Saavedra provided solid data to the Visayas ombudsman looking into the summit purchases.

He is in the business himself and the costs he gathered was from the same source that produced the lamps the winning bidders sold to Cebu City, and cities of Mandaue and Lapu-Lapu.

The suspects

Technically, it was Department of Public Works and Highways (DPWH) that made the purchase. DPWH 7, washing its hands, points to its central office.

Are the LGUs off the hook? Surely not. Those who transact with government know that DPWH deals with fund beneficiaries, in this case, officials of the three cities.

Mandaue and Lapu-Lapu particularly can't claim innocence. In preparing programs of work, they might have colluded with DPWH Manila in rigging prices. As to Cebu City, it may be faulted for not looking closely at the cost.
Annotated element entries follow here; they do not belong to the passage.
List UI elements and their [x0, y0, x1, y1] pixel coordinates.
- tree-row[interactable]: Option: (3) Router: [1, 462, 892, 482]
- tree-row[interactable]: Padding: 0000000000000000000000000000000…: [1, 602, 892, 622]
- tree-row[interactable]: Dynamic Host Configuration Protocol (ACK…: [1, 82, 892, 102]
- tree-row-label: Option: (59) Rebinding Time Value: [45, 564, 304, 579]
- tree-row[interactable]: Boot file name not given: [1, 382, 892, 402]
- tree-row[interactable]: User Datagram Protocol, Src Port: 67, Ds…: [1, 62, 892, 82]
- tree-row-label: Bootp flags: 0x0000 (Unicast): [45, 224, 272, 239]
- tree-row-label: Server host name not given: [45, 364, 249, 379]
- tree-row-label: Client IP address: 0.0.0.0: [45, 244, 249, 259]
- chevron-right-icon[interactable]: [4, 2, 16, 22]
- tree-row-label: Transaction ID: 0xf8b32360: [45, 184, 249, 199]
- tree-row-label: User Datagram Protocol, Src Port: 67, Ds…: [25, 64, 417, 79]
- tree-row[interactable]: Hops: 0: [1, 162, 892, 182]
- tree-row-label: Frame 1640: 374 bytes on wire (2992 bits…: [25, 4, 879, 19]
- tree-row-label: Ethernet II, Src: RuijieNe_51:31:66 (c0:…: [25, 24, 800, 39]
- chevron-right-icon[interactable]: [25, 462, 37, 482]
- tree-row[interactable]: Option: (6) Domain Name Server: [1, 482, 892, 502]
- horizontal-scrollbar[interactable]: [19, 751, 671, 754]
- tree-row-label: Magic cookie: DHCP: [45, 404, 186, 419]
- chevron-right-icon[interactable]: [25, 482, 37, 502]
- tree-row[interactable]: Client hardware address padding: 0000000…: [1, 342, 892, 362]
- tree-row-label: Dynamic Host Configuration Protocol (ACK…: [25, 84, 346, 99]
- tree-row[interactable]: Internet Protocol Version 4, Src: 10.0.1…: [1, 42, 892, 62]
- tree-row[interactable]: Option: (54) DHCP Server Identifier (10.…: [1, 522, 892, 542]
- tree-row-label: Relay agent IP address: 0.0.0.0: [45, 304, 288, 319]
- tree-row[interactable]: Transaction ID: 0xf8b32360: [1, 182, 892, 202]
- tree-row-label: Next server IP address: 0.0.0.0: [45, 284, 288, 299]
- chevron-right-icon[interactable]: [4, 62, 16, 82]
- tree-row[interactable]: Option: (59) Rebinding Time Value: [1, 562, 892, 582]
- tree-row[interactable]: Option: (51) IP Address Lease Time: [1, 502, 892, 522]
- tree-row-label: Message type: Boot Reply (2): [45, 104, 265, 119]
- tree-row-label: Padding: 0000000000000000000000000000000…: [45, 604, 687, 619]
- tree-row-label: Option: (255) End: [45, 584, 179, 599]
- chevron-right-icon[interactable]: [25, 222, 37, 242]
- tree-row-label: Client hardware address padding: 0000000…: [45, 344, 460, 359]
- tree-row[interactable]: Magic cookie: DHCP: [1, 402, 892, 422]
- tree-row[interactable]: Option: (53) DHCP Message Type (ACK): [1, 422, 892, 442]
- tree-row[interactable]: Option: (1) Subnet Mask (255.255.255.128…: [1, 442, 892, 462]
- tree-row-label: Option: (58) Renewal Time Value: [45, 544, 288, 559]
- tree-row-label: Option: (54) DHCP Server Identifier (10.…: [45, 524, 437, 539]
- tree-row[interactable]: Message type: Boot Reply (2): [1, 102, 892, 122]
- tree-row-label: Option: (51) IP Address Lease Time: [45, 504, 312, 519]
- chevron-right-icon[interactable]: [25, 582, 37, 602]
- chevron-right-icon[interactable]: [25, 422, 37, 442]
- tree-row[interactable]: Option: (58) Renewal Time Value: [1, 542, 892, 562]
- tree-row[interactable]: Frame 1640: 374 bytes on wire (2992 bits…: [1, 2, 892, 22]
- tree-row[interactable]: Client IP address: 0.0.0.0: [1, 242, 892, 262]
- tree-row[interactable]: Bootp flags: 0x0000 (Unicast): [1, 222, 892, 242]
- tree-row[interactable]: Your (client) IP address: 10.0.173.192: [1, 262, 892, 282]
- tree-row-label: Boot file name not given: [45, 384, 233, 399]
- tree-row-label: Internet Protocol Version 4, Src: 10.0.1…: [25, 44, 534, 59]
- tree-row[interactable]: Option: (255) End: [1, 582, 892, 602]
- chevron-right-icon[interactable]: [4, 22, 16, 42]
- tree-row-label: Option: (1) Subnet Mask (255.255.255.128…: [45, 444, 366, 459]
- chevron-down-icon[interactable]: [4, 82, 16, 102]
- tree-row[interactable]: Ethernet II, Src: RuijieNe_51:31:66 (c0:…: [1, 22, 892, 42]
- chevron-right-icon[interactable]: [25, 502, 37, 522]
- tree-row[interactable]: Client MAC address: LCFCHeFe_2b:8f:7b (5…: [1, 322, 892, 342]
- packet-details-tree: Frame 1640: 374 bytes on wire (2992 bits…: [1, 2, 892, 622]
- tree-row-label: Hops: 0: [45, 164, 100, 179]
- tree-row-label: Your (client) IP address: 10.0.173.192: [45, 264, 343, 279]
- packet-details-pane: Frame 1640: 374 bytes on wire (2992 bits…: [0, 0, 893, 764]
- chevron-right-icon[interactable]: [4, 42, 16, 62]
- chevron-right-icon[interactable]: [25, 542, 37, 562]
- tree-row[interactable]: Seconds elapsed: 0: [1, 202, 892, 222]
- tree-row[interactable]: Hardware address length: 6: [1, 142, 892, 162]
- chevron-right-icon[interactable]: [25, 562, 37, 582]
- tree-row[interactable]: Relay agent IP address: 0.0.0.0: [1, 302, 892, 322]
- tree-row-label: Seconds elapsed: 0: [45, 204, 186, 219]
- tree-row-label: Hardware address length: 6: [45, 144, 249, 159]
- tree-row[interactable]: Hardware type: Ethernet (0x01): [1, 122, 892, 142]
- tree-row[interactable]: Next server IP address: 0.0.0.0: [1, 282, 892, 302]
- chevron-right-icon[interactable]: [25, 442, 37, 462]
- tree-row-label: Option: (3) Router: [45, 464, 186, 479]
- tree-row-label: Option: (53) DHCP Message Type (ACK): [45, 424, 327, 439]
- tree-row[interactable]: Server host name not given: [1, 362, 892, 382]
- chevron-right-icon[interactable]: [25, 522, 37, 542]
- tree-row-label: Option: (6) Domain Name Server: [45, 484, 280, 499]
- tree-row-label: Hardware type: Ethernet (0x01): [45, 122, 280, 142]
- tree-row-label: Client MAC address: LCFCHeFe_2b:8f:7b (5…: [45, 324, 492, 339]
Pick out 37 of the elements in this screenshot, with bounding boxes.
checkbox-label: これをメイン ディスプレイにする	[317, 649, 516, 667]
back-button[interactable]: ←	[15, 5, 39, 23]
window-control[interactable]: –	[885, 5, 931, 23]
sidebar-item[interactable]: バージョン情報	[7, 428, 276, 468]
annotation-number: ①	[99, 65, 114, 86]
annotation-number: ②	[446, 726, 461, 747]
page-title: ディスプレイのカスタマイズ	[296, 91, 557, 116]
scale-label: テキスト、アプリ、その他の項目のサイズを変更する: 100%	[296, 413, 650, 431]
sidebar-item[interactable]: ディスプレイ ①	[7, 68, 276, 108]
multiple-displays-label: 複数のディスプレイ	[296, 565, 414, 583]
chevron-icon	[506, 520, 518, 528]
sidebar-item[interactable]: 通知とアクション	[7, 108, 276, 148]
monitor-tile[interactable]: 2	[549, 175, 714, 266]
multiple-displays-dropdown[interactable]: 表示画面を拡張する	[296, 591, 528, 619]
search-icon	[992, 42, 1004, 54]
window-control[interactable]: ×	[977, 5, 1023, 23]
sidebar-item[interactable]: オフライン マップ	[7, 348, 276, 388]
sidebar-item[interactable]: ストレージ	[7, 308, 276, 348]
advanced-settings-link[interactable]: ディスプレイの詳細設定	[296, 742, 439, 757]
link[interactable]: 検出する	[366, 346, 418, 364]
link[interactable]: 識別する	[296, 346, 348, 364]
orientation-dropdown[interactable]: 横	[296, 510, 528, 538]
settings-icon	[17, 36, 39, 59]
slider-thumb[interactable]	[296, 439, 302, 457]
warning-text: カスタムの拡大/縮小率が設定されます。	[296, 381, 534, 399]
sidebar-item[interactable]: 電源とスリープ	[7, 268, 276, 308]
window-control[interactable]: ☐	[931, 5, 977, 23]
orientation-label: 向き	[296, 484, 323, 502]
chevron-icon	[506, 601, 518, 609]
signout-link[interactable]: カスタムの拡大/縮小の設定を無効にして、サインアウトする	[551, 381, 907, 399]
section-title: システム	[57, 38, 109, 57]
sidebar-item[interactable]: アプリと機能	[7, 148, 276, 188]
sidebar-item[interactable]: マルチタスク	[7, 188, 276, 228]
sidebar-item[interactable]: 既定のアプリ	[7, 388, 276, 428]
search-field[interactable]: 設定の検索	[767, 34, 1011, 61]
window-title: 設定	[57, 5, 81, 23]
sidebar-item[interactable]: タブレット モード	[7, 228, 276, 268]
The LGUs are not sources of the fund but they are still bound to check what they were getting from the national government money spent on their cities. Besides, did they not expect they could be suspected, as they are now being suspected, of sharing in ill-gotten proceeds?

Staggering gap

Many people thought an overprice was likely (after all, it's nothing new in our culture and times) but they must still be shocked over its size.

Consider the accusation on the table:

l Lamps bought for P224,000 each for Mandaue City, when they could have been secured from another supplier for P31,000 each because their price at source in China is only P11,000 each.

l Lamps bought for P85,000 each for Cebu City, when the other supplier offered to sell at P24,000 each because he could get them from the China source for only P8,500 each.

Those responsible may cite the number of people who share the pie, but must they be so greedy? The gap between acquisition cost and selling price is simply staggering.

Cut up one lamp and post, will they bare jewels to match the price?

Until culprits are named and prosecuted, the lamps stand as cold reminder of corruption and our inability to overcome it.